By doing so, it has shattered a 70-year trend. For the first time in that long, the U.S. no longer enjoys the highest ratings and has arguably lost its "risk-free" status.
This, despite the U.S. economic, military, and technological lead in the world and despite the $1 trillion in spending cuts over the next 10 years.
The $1 trillion debt ceiling deal, however, is clearly not enough and represents yet another example of Washington’s habit of kicking the can down the road.
So what would have been enough?
The U.S. debt is over $14 trillion and reached 100 percent of GDP. An often-cited study by Ken Rogoff and Carmen Reinhart states that a healthy economy can handle no higher than a 90 percent debt-to-GDP ratio.
As for a dollar figure for deficit cuts, it would have to be at least $4 trillion over the next decade or so.
The $4 trillion figure initially came from the Bowles-Simpson fiscal commission. Since then, it has served as a useful reference.

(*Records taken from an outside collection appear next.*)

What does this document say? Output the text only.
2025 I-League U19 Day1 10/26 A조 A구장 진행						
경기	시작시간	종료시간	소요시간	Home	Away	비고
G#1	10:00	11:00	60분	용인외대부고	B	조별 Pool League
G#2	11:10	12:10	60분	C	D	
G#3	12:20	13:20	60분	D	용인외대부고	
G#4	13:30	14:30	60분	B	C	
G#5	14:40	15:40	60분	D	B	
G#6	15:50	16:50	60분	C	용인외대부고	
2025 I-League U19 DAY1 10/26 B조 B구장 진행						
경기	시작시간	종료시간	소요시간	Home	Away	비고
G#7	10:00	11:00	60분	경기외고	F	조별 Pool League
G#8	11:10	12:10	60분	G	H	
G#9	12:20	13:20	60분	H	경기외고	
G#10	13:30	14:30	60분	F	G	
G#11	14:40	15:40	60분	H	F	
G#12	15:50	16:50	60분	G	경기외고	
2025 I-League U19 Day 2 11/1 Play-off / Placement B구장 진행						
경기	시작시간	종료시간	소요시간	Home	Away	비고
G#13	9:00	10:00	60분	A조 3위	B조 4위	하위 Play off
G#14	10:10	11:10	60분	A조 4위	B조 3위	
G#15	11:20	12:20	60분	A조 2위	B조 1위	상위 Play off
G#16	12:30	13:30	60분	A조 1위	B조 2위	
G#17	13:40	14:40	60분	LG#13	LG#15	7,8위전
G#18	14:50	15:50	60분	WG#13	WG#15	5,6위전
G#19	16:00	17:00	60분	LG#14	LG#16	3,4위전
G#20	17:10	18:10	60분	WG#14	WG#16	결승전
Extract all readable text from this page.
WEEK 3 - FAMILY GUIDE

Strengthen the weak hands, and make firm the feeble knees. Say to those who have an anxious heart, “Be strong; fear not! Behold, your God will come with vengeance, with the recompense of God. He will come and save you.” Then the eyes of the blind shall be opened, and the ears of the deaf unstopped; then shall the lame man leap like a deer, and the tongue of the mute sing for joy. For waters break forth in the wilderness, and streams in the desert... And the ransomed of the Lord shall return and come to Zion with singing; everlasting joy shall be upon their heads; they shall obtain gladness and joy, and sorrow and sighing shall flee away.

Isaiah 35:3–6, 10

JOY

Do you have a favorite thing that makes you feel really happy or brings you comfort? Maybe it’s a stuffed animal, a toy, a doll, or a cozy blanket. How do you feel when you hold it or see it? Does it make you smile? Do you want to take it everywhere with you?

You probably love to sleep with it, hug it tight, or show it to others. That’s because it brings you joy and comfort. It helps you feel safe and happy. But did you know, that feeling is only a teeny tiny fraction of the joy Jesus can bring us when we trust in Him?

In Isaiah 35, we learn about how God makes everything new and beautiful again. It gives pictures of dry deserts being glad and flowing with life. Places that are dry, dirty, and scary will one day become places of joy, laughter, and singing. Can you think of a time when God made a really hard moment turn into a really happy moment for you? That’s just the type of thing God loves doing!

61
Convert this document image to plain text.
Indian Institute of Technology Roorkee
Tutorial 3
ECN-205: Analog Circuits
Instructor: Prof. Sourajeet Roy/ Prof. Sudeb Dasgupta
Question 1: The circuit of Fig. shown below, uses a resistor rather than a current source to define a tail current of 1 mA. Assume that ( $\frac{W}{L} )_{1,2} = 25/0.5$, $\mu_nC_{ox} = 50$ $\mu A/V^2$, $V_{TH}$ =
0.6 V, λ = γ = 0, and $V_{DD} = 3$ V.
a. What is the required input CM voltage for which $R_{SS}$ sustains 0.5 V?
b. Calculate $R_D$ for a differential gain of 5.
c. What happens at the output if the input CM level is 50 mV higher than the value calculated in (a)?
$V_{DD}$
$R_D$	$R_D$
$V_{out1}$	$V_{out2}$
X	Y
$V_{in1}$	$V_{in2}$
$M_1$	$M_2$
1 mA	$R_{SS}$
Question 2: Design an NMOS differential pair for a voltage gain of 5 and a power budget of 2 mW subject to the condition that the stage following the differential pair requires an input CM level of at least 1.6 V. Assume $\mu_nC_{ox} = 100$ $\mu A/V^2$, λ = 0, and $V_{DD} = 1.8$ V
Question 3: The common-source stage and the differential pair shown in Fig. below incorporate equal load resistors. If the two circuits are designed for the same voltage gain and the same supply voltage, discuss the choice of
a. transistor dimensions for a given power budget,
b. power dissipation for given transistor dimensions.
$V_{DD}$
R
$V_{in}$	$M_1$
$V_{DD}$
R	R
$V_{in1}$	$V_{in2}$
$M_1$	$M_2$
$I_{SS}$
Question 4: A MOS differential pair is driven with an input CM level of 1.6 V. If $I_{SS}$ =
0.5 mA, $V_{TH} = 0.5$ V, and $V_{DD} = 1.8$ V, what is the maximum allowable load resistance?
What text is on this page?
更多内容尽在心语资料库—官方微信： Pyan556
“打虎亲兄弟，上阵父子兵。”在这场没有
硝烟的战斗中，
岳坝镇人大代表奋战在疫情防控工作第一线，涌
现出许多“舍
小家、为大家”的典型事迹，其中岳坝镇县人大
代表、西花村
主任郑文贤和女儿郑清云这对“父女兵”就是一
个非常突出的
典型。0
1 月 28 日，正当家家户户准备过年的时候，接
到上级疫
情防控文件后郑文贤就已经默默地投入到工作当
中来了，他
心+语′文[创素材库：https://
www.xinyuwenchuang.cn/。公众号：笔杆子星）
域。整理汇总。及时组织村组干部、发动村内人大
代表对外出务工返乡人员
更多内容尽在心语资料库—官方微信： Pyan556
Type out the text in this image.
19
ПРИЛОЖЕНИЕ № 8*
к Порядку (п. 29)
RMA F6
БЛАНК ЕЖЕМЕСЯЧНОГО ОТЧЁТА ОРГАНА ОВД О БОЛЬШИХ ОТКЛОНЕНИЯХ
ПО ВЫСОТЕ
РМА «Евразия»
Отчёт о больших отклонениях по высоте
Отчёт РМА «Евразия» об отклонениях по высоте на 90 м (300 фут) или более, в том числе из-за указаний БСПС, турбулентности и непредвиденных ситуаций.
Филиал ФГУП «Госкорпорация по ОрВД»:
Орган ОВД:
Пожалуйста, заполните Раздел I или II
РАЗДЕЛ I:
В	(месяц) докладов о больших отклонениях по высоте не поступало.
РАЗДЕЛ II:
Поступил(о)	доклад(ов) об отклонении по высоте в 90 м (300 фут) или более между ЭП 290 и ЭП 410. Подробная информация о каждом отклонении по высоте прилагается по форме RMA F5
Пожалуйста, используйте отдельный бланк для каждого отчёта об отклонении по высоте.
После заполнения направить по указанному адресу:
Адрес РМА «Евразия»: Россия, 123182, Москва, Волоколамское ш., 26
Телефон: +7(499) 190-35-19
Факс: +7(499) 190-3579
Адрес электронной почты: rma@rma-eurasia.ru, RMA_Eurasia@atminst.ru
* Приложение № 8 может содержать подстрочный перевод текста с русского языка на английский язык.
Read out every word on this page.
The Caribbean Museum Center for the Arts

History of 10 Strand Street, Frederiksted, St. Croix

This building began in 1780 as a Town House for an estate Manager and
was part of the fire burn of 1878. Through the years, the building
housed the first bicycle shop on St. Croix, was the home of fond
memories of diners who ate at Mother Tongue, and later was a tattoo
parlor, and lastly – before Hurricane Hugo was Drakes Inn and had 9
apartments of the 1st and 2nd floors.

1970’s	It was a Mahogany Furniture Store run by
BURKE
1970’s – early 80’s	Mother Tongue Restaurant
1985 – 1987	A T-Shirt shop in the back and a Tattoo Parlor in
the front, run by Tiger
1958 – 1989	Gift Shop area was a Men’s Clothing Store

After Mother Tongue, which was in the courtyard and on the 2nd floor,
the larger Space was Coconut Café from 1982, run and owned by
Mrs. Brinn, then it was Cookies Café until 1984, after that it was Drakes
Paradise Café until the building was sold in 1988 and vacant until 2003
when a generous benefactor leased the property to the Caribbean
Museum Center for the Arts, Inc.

Here is what S&P sovereign-rating chief John Chambers had to say about it on a conference call (via Fox News):
“The $4 trillion, depending on whether it is front-loaded or back-loaded, is not going to do the trick in terms of stabilizing U.S. government debt-to GDP ratios. But it takes you pretty far along. And I think a grand bargain of that nature would signal, you know, the seriousness of policy makers to address the fiscal issues of the United States, to actually stabilize the debt-to-GDP.”
The debt ceiling plan does provide for a bi-partisan commission to recommend $1.5 trillion in further deficit reductions. However, that’s still only $2.5 trillion in total, which is well short of what the U.S. needs to cut.
It’s ridiculous that President Obama and Congress cannot even stomach $2.5 trillion in deficit reductions in one sitting. What’s more troubling, however, is each side’s refusal to touch their "untouchables."
The Republicans refuse to touch tax hikes. The Democrats refuse to touch Medicare and Social Security. However, big changes need to be made to all three in order to meaningfully reduce the budget deficit.
Unfortunately, a looming default was not enough of a crisis to spur Washington to tackle these issues. The fear now is that only the bond market can scare U.S. politicians into real reform.
The bond market made Europe embrace austerity. It may be needed again to force reform upon the U.S.